I have this assignment given to me with $f: \mathbb{R}^2 \rightarrow \mathbb{R}, \ f(x,y)=xy-y^2$ to find $f^{-1}([0,1])$.
I started by finding the edge cases for $x$ where $f(x,y)=0 \Leftrightarrow x = y$ and $f(x,y)=1 \Leftrightarrow x = \dfrac{1}{y}+y$. I end up with $y \leq x \leq \dfrac{1}{y}+y$.
I just do not know how to formulate the answer because I know that $f^{-1}([0,1])$ generates a set or an interval.
This question is related to another assignment where I have to prove (or disprove) its surjection.

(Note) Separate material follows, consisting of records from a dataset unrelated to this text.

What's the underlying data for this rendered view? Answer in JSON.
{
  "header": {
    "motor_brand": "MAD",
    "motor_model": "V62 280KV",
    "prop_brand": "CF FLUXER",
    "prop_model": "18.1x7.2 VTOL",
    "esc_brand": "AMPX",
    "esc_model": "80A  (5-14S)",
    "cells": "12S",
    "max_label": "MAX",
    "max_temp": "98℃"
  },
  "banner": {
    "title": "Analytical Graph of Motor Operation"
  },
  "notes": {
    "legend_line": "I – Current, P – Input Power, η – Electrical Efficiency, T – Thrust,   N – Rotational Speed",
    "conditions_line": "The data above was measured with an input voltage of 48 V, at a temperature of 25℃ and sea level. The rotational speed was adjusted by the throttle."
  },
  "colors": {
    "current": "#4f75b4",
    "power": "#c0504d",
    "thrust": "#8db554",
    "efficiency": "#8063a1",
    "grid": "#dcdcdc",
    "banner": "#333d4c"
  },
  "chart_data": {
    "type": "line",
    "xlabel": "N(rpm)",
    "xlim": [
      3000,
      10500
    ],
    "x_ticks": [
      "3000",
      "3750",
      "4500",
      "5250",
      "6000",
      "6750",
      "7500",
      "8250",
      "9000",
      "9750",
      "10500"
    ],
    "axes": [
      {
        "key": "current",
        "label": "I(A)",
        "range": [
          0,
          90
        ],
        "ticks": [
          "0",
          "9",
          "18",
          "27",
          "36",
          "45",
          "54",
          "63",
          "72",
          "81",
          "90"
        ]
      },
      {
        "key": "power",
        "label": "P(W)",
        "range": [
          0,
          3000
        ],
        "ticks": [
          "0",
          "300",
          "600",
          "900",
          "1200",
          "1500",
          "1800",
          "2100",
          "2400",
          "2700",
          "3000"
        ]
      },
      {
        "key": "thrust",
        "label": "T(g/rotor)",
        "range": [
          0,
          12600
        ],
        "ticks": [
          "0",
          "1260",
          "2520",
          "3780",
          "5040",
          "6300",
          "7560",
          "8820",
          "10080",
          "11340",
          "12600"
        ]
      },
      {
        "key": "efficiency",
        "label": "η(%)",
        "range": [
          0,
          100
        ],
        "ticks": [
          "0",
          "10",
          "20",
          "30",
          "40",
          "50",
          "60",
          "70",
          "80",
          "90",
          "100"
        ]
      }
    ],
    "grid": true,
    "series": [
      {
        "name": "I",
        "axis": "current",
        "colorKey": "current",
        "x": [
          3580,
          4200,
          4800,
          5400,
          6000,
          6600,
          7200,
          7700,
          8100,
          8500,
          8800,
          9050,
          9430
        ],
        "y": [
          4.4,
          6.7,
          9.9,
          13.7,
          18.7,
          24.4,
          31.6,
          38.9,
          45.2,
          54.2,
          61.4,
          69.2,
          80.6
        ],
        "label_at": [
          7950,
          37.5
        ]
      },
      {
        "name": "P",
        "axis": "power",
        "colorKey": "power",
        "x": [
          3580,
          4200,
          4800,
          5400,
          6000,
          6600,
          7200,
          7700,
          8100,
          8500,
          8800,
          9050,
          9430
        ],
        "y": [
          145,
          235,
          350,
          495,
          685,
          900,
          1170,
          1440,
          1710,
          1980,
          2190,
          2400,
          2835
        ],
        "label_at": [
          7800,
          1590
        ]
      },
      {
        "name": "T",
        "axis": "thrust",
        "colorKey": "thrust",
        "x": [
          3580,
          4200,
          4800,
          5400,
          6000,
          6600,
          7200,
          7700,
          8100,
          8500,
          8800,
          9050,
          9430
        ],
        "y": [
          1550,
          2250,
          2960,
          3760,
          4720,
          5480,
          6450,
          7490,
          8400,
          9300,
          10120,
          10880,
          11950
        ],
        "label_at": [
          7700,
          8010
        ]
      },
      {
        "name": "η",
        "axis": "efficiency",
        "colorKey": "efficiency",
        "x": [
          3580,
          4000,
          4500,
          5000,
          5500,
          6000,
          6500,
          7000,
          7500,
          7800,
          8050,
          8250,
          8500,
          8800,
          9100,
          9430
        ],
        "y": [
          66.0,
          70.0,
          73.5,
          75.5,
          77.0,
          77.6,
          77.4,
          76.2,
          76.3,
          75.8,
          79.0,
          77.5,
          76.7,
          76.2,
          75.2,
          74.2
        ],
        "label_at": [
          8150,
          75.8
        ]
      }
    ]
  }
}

We factor $f$ as $f(x,y)=(x-y)y$. Clearly if $y=0$, then $x$ can be anything. Pick $y\neq0$. Then $(x-y)$ must be between $0$ and $\frac{1}{y}$, so $x$ is between $y$ and $y+\frac{1}{y}$. We write this simply as $$f^{-1}([0,1])=\{(x,y)\in \mathbb{R}^2:0<y\leq x\leq y +\frac{1}{y}\}\cup \{(x,y)\in \mathbb{R}^2:0>y\geq x\geq y +\frac{1}{y}\}\cup\mathbb{R}\times\{0\}$$